November is Pancreatic Cancer Awareness Month

Linda Sutton November is Pancreatic Cancer Awareness Month - and pancreatic cancer is very much in need of awareness!  It is associated with the purple ribbon and is the 3rd most common cause of cancer-related deaths in the US. The incidence has increased steadily over the past 2 decades, making pancreatic one of the cancers with the fastest rate of growth in the population.   In North Carolina, over 1800 people, slightly more men than women, are expected to develop pancreatic cancer in 2020.

The pancreas is an organ in the upper abdomen that sits just behind the stomach.  For most people the pancreas quietly goes about its business of making insulin and specialized proteins called enzymes that break down the food we eat into nutrients that can be absorbed from the gut into the rest of the body.

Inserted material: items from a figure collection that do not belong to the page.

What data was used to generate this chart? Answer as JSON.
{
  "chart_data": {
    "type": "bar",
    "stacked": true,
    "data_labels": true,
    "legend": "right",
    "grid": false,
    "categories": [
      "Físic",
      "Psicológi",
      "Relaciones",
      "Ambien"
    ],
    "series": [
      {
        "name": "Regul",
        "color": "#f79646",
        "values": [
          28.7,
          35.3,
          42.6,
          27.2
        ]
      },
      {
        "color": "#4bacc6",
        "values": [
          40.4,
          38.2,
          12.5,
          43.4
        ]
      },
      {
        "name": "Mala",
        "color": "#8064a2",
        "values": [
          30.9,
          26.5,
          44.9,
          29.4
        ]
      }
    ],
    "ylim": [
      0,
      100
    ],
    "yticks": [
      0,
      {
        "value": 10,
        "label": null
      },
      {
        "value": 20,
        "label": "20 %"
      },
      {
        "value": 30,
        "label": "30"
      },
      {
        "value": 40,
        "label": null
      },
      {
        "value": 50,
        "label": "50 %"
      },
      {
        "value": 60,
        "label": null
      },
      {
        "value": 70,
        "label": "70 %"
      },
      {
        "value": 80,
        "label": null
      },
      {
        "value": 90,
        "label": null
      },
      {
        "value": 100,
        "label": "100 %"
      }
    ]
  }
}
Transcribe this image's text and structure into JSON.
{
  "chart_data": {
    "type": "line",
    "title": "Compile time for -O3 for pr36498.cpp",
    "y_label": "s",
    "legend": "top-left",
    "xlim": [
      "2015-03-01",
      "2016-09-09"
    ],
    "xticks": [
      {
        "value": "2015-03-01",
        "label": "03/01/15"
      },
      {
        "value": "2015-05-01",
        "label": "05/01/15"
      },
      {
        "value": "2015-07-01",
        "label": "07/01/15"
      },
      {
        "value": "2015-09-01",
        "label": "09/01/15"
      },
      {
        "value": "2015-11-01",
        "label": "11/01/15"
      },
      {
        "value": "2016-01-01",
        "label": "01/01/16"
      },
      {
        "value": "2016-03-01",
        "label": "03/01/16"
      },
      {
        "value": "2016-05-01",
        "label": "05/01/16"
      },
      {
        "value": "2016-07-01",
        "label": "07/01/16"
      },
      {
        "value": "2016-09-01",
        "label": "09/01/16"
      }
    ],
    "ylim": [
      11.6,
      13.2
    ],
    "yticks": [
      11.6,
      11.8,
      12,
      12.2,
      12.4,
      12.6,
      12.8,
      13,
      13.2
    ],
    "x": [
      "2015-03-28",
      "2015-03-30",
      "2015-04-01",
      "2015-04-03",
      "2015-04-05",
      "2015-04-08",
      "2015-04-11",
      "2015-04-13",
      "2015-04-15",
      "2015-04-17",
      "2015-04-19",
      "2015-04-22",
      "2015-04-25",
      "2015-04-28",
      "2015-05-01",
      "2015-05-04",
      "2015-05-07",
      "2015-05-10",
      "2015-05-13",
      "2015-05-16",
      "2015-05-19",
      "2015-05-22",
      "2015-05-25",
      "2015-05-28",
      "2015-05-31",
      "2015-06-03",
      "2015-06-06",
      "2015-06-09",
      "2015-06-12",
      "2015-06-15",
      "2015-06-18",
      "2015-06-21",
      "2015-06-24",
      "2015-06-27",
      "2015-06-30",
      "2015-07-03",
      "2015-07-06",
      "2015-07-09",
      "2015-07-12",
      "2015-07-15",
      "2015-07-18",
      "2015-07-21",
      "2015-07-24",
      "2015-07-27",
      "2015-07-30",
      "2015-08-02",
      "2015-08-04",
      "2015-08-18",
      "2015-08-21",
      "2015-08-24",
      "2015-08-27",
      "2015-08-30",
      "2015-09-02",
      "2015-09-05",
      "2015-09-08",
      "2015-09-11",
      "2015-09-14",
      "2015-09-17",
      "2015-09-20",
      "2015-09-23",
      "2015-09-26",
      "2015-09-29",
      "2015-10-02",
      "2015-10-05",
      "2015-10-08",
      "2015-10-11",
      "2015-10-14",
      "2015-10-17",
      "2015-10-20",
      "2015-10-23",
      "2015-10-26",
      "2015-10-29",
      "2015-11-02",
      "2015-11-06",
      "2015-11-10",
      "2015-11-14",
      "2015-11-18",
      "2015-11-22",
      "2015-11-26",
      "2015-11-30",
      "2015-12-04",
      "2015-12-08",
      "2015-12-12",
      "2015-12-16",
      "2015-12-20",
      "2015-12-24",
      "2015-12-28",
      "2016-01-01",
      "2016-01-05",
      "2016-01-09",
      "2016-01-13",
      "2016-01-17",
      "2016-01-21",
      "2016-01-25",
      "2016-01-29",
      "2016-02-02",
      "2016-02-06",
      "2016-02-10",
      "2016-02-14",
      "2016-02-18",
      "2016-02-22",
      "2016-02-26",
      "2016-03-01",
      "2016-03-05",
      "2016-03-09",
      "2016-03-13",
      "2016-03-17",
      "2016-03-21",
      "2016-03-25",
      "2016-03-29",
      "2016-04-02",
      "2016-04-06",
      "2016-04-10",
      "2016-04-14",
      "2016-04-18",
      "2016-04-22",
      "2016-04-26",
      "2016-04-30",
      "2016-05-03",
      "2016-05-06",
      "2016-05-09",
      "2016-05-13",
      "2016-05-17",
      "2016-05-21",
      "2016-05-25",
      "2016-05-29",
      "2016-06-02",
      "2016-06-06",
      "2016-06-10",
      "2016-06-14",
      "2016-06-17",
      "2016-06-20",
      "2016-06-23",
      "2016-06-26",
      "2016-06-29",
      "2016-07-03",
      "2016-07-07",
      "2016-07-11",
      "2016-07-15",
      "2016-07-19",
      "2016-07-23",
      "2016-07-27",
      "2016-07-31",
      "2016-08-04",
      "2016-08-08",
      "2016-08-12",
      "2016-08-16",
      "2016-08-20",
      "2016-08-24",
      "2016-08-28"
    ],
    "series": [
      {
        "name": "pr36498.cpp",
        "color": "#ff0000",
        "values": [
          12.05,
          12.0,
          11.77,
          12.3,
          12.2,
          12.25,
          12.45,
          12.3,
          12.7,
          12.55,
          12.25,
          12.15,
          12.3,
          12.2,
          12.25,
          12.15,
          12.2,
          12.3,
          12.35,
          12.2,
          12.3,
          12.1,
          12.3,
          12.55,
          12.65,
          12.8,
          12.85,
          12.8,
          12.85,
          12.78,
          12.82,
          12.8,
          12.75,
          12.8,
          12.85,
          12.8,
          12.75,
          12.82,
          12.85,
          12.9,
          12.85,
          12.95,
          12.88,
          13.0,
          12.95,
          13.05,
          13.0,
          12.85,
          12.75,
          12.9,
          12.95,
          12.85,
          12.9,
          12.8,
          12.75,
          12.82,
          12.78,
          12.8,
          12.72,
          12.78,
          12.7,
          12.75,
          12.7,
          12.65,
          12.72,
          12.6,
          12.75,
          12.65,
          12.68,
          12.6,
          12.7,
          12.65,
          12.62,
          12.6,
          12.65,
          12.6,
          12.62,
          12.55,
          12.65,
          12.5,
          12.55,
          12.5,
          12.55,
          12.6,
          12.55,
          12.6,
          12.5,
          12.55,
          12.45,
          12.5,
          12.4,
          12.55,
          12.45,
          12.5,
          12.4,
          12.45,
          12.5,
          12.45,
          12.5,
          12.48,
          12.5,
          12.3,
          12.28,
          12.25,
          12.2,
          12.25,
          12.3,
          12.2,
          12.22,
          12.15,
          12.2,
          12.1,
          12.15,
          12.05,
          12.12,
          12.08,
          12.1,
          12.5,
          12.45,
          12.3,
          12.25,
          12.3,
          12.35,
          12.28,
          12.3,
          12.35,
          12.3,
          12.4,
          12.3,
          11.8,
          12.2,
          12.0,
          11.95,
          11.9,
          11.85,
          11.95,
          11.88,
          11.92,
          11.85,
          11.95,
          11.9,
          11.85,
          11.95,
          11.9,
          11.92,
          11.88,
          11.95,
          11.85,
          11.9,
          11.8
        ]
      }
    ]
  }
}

These facts explain much of the behavior common to pancreatic cancer.

Who gets pancreatic cancer?  Are there things that increase our risk – and can we do anything about those factors?  Pancreatic cancer occurs slightly more commonly in men and African-Americans, but almost all patients are over the age of 45 and the average age is 70.  There are cases of an inherited genetic change, known as a mutation, that increases the risk of pancreatic and other cancers in some families.

While there is not much we can do about our age, gender or family, other risk factors may be changeable.  Smoking leads the list of risk factors. In fact, the risk of pancreatic cancer is twice as high in smokers compared to nonsmokers.  About 25% of pancreatic cancers are thought to be due to smoking.  Other risk factors include being overweight, especially if that extra weight is carried around the abdomen; repeated inflammation of the pancreas – known as pancreatitis, and extended exposure to certain chemicals such as work related exposure to dry cleaning fluid or chemicals used in metal working.  We do have the ability to change many of these factors to decrease our risk as much as possible.

Sadly, pancreatic cancer is too often discovered in an advanced stage when the disease is difficult to successfully treat.  When patients with pancreatic cancer do develop symptoms, they are commonly the result of the cancer causing blockage of the tunnels or ducts through which the digestive enzymes pass to the intestines.  These symptoms include loss of appetite, weight loss, and nausea. Less commonly, patients might have abdominal and/or back pain from growth of the cancer into surrounding structures. Symptoms are often blamed on something else or dismissed as minor, at least initially.  Diabetes that develops suddenly later in life, might also signal a change in the function of the pancreas due to pancreatic cancer. Symptoms that persist or occur repeatedly should be discussed with a healthcare provider.

As with many cancers, avoiding smoking, maintaining a healthy weight, and using protective equipment when exposed to toxic chemicals can go a long way in minimizing the risk for this deadly cancer.